NIGERIA’S federal government has been asked to look at the prospect of acquiring shipping vessels as a means of generating revenue in the post-coronavirus era given that the country’s oil sectors is serviced by over 10,000 vessels which can raise N1.5trn ($3.8bn).
Due to the effects of the shutdown introduced as a result of the coronavirus pandemic, Nigeria’s oil sector has been hit hard as not only have prices collapsed but demand too has plummeted. With Nigeria sitting on about 80m barrels of unsold crude oil at the moment, the government has been advised to turn its attention to shipping as the huge revenue currently going into the pockets of foreign shipping firms are a potential cash cow.
One transport ministry official urged the federal government to focus its attention on Floating Production Storage Offshore Vessels and supply boats because of dwindling oil revenue. He added that if the government got involved in the sector, it could recoup a lot of the foreign exchange being lost to the collapse in the global crude oil economy.
“As part of efforts to boost the economy in the post-Covid-19 period, there is an urgent need for the government to empower the Nigerian Content Development and Monitoring Board (NCDMB) to implement the Nigerian Oil and Gas Industry Content Development Act 2010 to boost the economy.
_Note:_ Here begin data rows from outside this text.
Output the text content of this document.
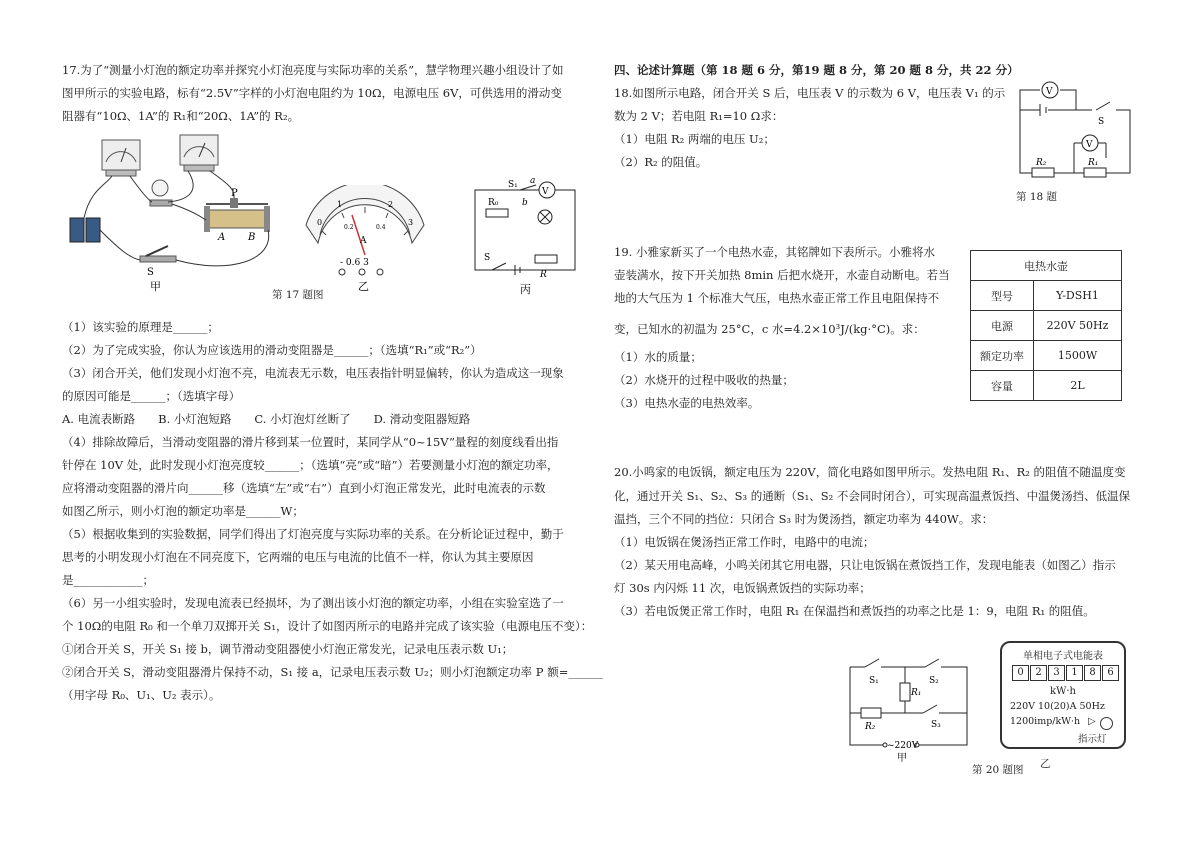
17.为了“测量小灯泡的额定功率并探究小灯泡亮度与实际功率的关系”，慧学物理兴趣小组设计了如
图甲所示的实验电路，标有“2.5V”字样的小灯泡电阻约为 10Ω，电源电压 6V，可供选用的滑动变
阻器有“10Ω、1A”的 R₁和“20Ω、1A”的 R₂。
P
A B
S
甲
0
1	2
3
0.2	0.4
A
- 0.6 3
乙
V
S₁ a
b
R₀
S
R
丙
第 17 题图
（1）该实验的原理是______；
（2）为了完成实验，你认为应该选用的滑动变阻器是______；（选填“R₁”或“R₂”）
（3）闭合开关，他们发现小灯泡不亮，电流表无示数，电压表指针明显偏转，你认为造成这一现象
的原因可能是______；（选填字母）
A. 电流表断路　　B. 小灯泡短路　　C. 小灯泡灯丝断了　　D. 滑动变阻器短路
（4）排除故障后，当滑动变阻器的滑片移到某一位置时，某同学从“0~15V”量程的刻度线看出指
针停在 10V 处，此时发现小灯泡亮度较______；（选填“亮”或“暗”）若要测量小灯泡的额定功率，
应将滑动变阻器的滑片向______移（选填“左”或“右”）直到小灯泡正常发光，此时电流表的示数
如图乙所示，则小灯泡的额定功率是______W；
（5）根据收集到的实验数据，同学们得出了灯泡亮度与实际功率的关系。在分析论证过程中，勤于
思考的小明发现小灯泡在不同亮度下，它两端的电压与电流的比值不一样，你认为其主要原因
是____________；
（6）另一小组实验时，发现电流表已经损坏，为了测出该小灯泡的额定功率，小组在实验室选了一
个 10Ω的电阻 R₀ 和一个单刀双掷开关 S₁，设计了如图丙所示的电路并完成了该实验（电源电压不变）：
①闭合开关 S，开关 S₁ 接 b，调节滑动变阻器使小灯泡正常发光，记录电压表示数 U₁；
②闭合开关 S，滑动变阻器滑片保持不动，S₁ 接 a，记录电压表示数 U₂；则小灯泡额定功率 P 额=______
（用字母 R₀、U₁、U₂ 表示）。
四、论述计算题（第 18 题 6 分，第19 题 8 分，第 20 题 8 分，共 22 分）
18.如图所示电路，闭合开关 S 后，电压表 V 的示数为 6 V，电压表 V₁ 的示
数为 2 V；若电阻 R₁=10 Ω求：
（1）电阻 R₂ 两端的电压 U₂；
（2）R₂ 的阻值。
V
V
S
R₂	R₁
第 18 题
19. 小雅家新买了一个电热水壶，其铭牌如下表所示。小雅将水
壶装满水，按下开关加热 8min 后把水烧开，水壶自动断电。若当
地的大气压为 1 个标准大气压，电热水壶正常工作且电阻保持不
变，已知水的初温为 25°C，c 水=4.2×10³J/(kg·°C)。求：
（1）水的质量；
（2）水烧开的过程中吸收的热量；
（3）电热水壶的电热效率。
电热水壶	
型号	Y-DSH1
电源	220V 50Hz
额定功率	1500W
容量	2L
20.小鸣家的电饭锅，额定电压为 220V，简化电路如图甲所示。发热电阻 R₁、R₂ 的阻值不随温度变
化，通过开关 S₁、S₂、S₃ 的通断（S₁、S₂ 不会同时闭合），可实现高温煮饭挡、中温煲汤挡、低温保
温挡，三个不同的挡位：只闭合 S₃ 时为煲汤挡，额定功率为 440W。求：
（1）电饭锅在煲汤挡正常工作时，电路中的电流；
（2）某天用电高峰，小鸣关闭其它用电器，只让电饭锅在煮饭挡工作，发现电能表（如图乙）指示
灯 30s 内闪烁 11 次，电饭锅煮饭挡的实际功率；
（3）若电饭煲正常工作时，电阻 R₁ 在保温挡和煮饭挡的功率之比是 1：9，电阻 R₁ 的阻值。
S₁	S₂
S₃
R₁
R₂
~220V
甲
单相电子式电能表
0	2	3	1	8	6
kW·h
220V 10(20)A 50Hz
1200imp/kW·h ▷
指示灯
乙
第 20 题图
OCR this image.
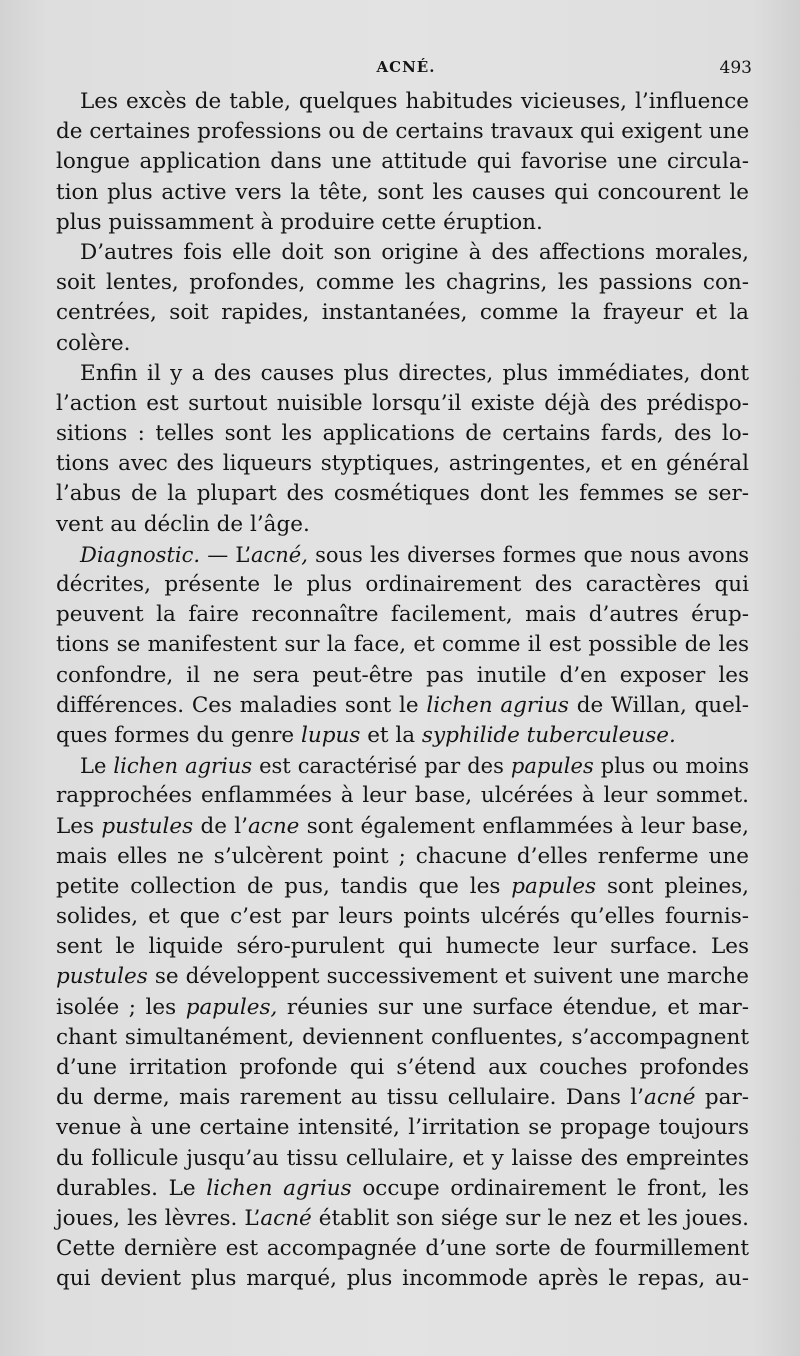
ACNÉ.	493
Les excès de table, quelques habitudes vicieuses, l’influence
de certaines professions ou de certains travaux qui exigent une
longue application dans une attitude qui favorise une circula-
tion plus active vers la tête, sont les causes qui concourent le
plus puissamment à produire cette éruption.
D’autres fois elle doit son origine à des affections morales,
soit lentes, profondes, comme les chagrins, les passions con-
centrées, soit rapides, instantanées, comme la frayeur et la
colère.
Enfin il y a des causes plus directes, plus immédiates, dont
l’action est surtout nuisible lorsqu’il existe déjà des prédispo-
sitions : telles sont les applications de certains fards, des lo-
tions avec des liqueurs styptiques, astringentes, et en général
l’abus de la plupart des cosmétiques dont les femmes se ser-
vent au déclin de l’âge.
Diagnostic. — L’acné, sous les diverses formes que nous avons
décrites, présente le plus ordinairement des caractères qui
peuvent la faire reconnaître facilement, mais d’autres érup-
tions se manifestent sur la face, et comme il est possible de les
confondre, il ne sera peut-être pas inutile d’en exposer les
différences. Ces maladies sont le lichen agrius de Willan, quel-
ques formes du genre lupus et la syphilide tuberculeuse.
Le lichen agrius est caractérisé par des papules plus ou moins
rapprochées enflammées à leur base, ulcérées à leur sommet.
Les pustules de l’acne sont également enflammées à leur base,
mais elles ne s’ulcèrent point ; chacune d’elles renferme une
petite collection de pus, tandis que les papules sont pleines,
solides, et que c’est par leurs points ulcérés qu’elles fournis-
sent le liquide séro-purulent qui humecte leur surface. Les
pustules se développent successivement et suivent une marche
isolée ; les papules, réunies sur une surface étendue, et mar-
chant simultanément, deviennent confluentes, s’accompagnent
d’une irritation profonde qui s’étend aux couches profondes
du derme, mais rarement au tissu cellulaire. Dans l’acné par-
venue à une certaine intensité, l’irritation se propage toujours
du follicule jusqu’au tissu cellulaire, et y laisse des empreintes
durables. Le lichen agrius occupe ordinairement le front, les
joues, les lèvres. L’acné établit son siége sur le nez et les joues.
Cette dernière est accompagnée d’une sorte de fourmillement
qui devient plus marqué, plus incommode après le repas, au-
There are more than 10,000 ships, oil platforms, rigs and barges operating in the oil gas and port sectors every year that need essential provisions and services to maintain their crew on board the ships,” he added.
According to the official, Nigeria’s Local Content Act was meant to address issues of this nature but the NCMB was yet to understand the dynamics of local content in ship chandling. he said the federal government was losing a huge amount of revenue to the low level in ship chandling business because foreigners are dominating the trade.
“For instance, a crew of a ship of 5,000 gross registered tonnage (GRT) would require about $50,000 monthly to buy foods, pharmaceuticals, oil, lubricants and other things for its trip,’’ he said. Stakeholders in the maritime industry, he said, were worried that the law guiding ship chandling was not effective, adding that Section 24 of the Customs and Excise Management Act, which regulates the business, has not been reviewed since 1968 to reflect new trends.
Felix Anthony, a member of Association of Chandlers and Ship Suppliers of Nigeria (ACSSN), added that the federal government can raise over N1.5trn in revenue from over 10,000 vessels carrying out their business in the country. He said the government should empower the NCDMB in carrying out its implement core responsibilities.
Mr Anthony berated a situation where foreigners are supplying 90% of essential commodities to floating production storage offshore vessels, oil rigs, platforms, supply boats, liquefied natural gas vessels and bonga flow stations. He added that if the NCDMB was fully empowered by the government to enforce its act, the reverse would be the case since only local were permitted to supply provisions to vessels in other countries.
Also, Mr Anthony stressed that the lack of regulation of the sector by the appropriate agencies of the government was partly responsible for the criminal activities on the territorial waters. He said the country had been losing between $3.5bn and $4bn to foreigners for over 15 years in the sector, stressing that the illegal practice was causing capital flight in the country.